Form 1116 – An Introduction
As an alternative to (and for higher income earners, in complement to) the foreign earned income exclusion and foreign housing exclusion/deduction, a U.S. expat can claim a foreign tax credit (“FTC”) for foreign income taxes paid. The FTC reduces your actual U.S. federal income tax on a dollar for dollar basis.
Like the FEIE, the purpose of the foreign tax credit is to reduce the potential double tax burden that may otherwise arise when your foreign source income is taxed by both the United States and the foreign country in which you are resident.
Aside from specific situations, in order to claim the foreign tax credit, an individual must file Form 1116 with their U.S. federal tax return.
Which foreign taxes are eligible for the credit?
Foreign taxes eligible for the foreign tax credit are generally limited to income taxes imposed by a foreign country. It is important to note that often certain foreign taxes may appear as income taxes but will not qualify as income taxes for purposes of taking the foreign tax credit.

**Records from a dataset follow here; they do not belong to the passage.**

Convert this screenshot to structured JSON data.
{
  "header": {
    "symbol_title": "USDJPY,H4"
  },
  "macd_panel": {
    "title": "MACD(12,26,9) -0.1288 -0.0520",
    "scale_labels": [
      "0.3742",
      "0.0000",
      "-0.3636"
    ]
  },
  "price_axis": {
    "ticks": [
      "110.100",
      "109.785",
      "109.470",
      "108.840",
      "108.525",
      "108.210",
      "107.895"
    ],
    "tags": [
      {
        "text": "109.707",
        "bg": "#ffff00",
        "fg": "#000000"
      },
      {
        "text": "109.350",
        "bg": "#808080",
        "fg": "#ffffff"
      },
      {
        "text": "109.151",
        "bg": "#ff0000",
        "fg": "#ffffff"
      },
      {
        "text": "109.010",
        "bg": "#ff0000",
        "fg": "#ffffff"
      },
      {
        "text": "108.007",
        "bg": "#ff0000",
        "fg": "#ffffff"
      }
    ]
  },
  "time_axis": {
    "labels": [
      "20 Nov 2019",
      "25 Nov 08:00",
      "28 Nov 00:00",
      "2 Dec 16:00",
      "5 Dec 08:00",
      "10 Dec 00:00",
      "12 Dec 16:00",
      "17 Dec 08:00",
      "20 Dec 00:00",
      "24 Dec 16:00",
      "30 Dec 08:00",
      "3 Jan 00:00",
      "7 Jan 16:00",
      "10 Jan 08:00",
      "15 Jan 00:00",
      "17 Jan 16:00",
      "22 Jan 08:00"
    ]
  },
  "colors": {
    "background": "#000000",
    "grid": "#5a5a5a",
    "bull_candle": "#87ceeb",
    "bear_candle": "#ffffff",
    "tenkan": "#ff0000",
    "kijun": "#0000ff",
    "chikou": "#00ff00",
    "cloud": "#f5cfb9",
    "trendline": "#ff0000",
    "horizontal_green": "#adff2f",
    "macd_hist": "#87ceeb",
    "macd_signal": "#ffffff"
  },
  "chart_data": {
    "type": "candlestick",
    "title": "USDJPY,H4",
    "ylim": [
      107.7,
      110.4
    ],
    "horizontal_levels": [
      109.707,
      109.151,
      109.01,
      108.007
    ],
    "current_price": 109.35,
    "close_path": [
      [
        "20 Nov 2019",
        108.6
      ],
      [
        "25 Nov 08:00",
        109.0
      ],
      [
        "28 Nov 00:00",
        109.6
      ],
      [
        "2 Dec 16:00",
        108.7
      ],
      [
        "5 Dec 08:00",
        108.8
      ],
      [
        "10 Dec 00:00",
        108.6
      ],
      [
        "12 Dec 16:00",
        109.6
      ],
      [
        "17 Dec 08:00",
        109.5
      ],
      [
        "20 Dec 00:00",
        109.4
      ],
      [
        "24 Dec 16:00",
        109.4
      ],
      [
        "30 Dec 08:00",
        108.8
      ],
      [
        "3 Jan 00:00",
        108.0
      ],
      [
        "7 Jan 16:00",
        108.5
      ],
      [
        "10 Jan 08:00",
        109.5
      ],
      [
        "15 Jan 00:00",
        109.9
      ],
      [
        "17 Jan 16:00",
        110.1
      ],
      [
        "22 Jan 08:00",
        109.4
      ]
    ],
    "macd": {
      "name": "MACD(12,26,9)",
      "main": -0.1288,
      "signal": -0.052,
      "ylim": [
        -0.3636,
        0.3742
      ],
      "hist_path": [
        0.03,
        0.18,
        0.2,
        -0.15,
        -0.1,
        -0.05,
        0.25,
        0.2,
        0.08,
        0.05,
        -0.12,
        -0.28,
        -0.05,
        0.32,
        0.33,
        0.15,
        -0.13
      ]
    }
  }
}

For instance, foreign real estate taxes, sales taxes, luxury taxes, turnover taxes, value-added taxes, and wealth taxes, are generally not creditable.
The employee portion of foreign social security taxes is generally considered a foreign income tax available for the foreign tax credit. Social security taxes are not creditable, however, if paid to a country with which the United States has a so-called totalization agreement.
Who can claim the foreign tax credit?
In general, you can file Form 1116 to claim the foreign tax credit if:
- You are an individual, estate, or trust; and
- You paid or accrued certain foreign taxes to a foreign country or U.S. possession
You do not have to meet the bona fide residence or physical presence tests (as required for the foreign earned income exclusion) in order to claim the foreign tax credit.
How is the foreign tax credit calculated?
Your foreign tax credit is the amount of foreign tax you paid or accrued during the tax year. The foreign tax credit can be limited by the so-called “foreign tax credit limitation,” under which your foreign tax credit cannot be more than your total U.S. tax liability multiplied by a fraction. The numerator of the fraction is your taxable income from sources outside the United States, while the denominator is your total taxable income from U.S. and foreign sources.
If the foreign taxes available for credit exceed your foreign tax credit limitation, you may be able to carry the credit back to the previous tax year and forward to the next 10 tax years.
It is important to keep in mind that the foreign tax credit needs to be calculated both for regular tax purposes and for Alternative Minimum Tax (AMT) purposes.
What is the due date of Form 1116?
Form 1116 must be filed with your tax return in order to claim the foreign tax credit. Separate Forms 1116 are filed if you have multiple categories of income.